I've just added your sample to the test and found out that the root cause of the error was the NULL handling for double/numeric values.

I've already fixed it. But I still not been able to reproduce your error number 1 about "The file has been modified since the import call started.".

The both errors are connected? Or the first one is related with another dataset?

josecw commented 4 years ago

Wasn't sure if both are connected. Only can find out in the actual run environment. Any possibility "The file has been modified since the import call started." is caused by S3 Server or Object logging ?

The flow we did is

  1. run read_sql_athena()
  2. Execute SQL (delete before load) into aurora
  3. run to_aurora()
igorborgest commented 4 years ago

I've found out the issue with "The file has been modified since the import call started.".

I had testing this functionality running only locally with a HIGH latency between my machine and the Aurora cluster in my AWS account.

Now testing on a SageMaker notebook I could replicate your error and find out the problem.

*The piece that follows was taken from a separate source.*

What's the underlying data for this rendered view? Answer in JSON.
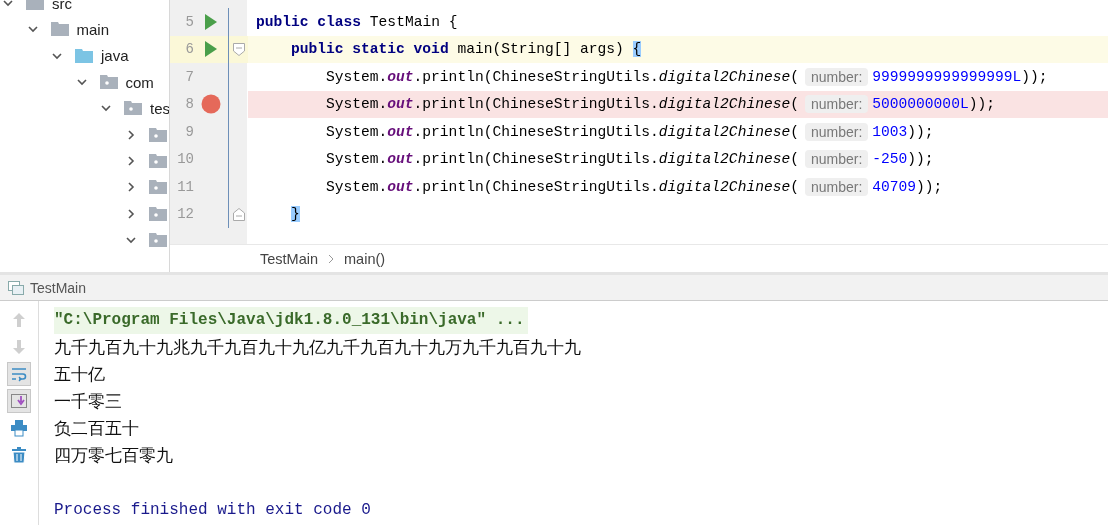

It's basically because copy/aws_s3.table_import_from_s3 suffers with s3 eventual consistency. Probably its does any kind of LIST behind the scenes that does not see the objects written immediately before the command execution.

How Aurora Postgres does not count with a Manifesto like Aurora MySQL, I had to handle that retrying.

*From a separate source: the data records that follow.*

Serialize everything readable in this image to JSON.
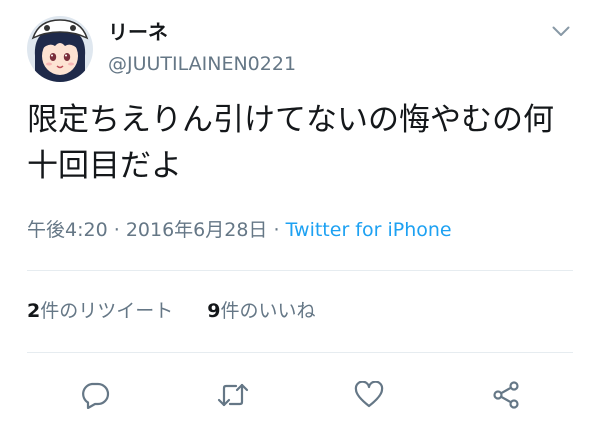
{
  "user": {
    "display_name": "リーネ",
    "handle": "@JUUTILAINEN0221"
  },
  "tweet": {
    "text": "限定ちえりん引けてないの悔やむの何十回目だよ",
    "time": "午後4:20",
    "separator": "·",
    "date": "2016年6月28日",
    "source": "Twitter for iPhone"
  },
  "stats": {
    "retweets_count": "2",
    "retweets_label": "件のリツイート",
    "likes_count": "9",
    "likes_label": "件のいいね"
  },
  "icons": {
    "caret": "chevron-down-icon",
    "reply": "reply-icon",
    "retweet": "retweet-icon",
    "like": "heart-icon",
    "share": "share-icon"
  },
  "colors": {
    "text": "#14171a",
    "secondary": "#657786",
    "link": "#1da1f2",
    "divider": "#e6ecf0"
  }
}
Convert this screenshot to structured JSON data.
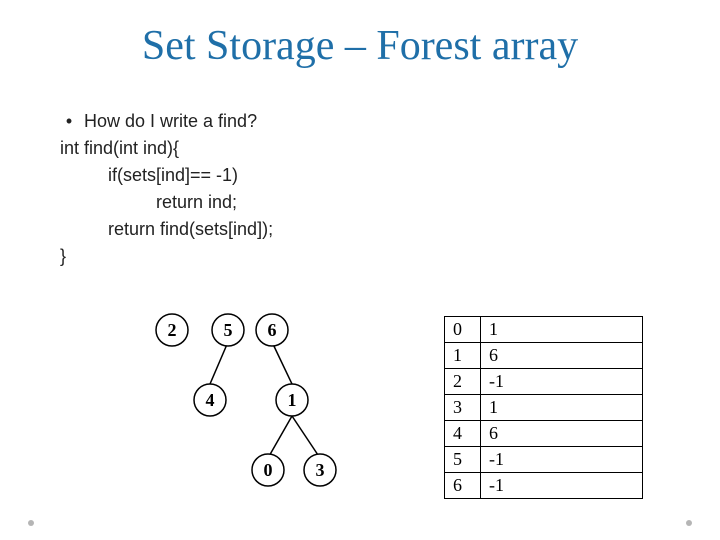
{
  "title": "Set Storage – Forest array",
  "bullet": "How do I write a find?",
  "code": {
    "l0": "int find(int ind){",
    "l1": "if(sets[ind]== -1)",
    "l2": "return ind;",
    "l3": "return find(sets[ind]);",
    "l4": "}"
  },
  "tree": {
    "nodes": {
      "n2": "2",
      "n5": "5",
      "n6": "6",
      "n4": "4",
      "n1": "1",
      "n0": "0",
      "n3": "3"
    }
  },
  "table": {
    "rows": [
      {
        "idx": "0",
        "val": "1"
      },
      {
        "idx": "1",
        "val": "6"
      },
      {
        "idx": "2",
        "val": "-1"
      },
      {
        "idx": "3",
        "val": "1"
      },
      {
        "idx": "4",
        "val": "6"
      },
      {
        "idx": "5",
        "val": "-1"
      },
      {
        "idx": "6",
        "val": "-1"
      }
    ]
  }
}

Btw, I've tested a lot here and I think that we are good to go to the next release!

igorborgest commented 4 years ago

Hey @BellyTheMagnificent, could you also test the new 0.2.5 version?

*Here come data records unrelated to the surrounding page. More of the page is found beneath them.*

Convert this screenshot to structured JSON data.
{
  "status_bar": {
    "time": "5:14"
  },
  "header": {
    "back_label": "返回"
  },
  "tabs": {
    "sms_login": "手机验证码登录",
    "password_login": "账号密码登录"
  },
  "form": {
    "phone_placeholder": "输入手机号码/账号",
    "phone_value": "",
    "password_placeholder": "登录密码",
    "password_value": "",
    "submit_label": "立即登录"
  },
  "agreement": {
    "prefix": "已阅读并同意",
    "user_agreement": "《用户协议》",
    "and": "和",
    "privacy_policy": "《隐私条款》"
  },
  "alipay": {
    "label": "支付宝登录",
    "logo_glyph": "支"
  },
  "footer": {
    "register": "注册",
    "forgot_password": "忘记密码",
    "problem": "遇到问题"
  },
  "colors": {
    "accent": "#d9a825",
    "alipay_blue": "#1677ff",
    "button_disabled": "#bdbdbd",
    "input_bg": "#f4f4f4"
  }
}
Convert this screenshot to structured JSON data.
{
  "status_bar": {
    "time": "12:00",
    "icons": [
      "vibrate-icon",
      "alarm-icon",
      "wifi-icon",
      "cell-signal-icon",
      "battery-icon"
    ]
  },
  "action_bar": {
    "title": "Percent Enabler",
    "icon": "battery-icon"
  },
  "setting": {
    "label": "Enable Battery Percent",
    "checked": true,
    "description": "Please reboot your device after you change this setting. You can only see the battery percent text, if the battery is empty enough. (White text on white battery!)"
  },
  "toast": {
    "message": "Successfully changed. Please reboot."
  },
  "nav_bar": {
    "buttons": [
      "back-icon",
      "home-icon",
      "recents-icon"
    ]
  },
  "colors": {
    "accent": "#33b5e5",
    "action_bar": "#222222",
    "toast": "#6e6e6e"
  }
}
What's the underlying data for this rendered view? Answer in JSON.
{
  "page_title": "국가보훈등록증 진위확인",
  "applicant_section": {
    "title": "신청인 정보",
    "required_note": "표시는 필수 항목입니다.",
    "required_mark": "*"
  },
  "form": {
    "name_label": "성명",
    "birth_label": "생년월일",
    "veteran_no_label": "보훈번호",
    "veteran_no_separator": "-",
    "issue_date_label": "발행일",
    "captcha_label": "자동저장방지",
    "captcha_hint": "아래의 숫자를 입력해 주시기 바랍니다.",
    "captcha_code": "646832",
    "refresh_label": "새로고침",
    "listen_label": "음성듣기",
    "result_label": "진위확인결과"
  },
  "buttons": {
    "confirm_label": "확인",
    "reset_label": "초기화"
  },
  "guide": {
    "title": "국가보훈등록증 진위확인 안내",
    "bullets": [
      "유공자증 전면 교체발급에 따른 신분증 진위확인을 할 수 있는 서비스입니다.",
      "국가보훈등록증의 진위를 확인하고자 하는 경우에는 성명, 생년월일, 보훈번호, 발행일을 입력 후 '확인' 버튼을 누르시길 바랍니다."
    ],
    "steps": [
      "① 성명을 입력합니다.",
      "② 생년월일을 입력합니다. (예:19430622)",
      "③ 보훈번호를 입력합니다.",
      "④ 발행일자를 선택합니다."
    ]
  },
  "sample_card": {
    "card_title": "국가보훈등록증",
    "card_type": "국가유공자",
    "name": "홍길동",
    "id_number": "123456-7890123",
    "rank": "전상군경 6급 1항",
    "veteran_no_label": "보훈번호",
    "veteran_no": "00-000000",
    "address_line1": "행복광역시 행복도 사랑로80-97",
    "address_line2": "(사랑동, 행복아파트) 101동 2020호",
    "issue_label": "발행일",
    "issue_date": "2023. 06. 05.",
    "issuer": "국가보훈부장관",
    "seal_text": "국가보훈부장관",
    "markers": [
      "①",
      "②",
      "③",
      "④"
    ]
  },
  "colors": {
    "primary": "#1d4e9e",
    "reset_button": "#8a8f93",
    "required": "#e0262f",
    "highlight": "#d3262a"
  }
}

josecw commented 4 years ago

hi @igorborgest , it work now. Scripts are loaded successfully to aurora when Athena query meta match with aurora table column order. If the query result don't match with target table column order, it will raise error. This can resolve by specifying column list in s3_import command. Will raise a separate enhancement issue for this matter.

Thank you very much!

josecw commented 4 years ago

Hi @igorborgest , sorry i come back to this issue thread again. is there away to increase max_attempt_number from api ?

@tenacity.retry(retry=tenacity.retry_if_exception_type(exception_types=ProgrammingError), wait=tenacity.wait_random_exponential(multiplier=0.5), stop=tenacity.stop_after_attempt(max_attempt_number=5), reraise=True, after=tenacity.after_log(logger, INFO))

I having some intermittent errors where s3 couldn't make it back in 5 retries.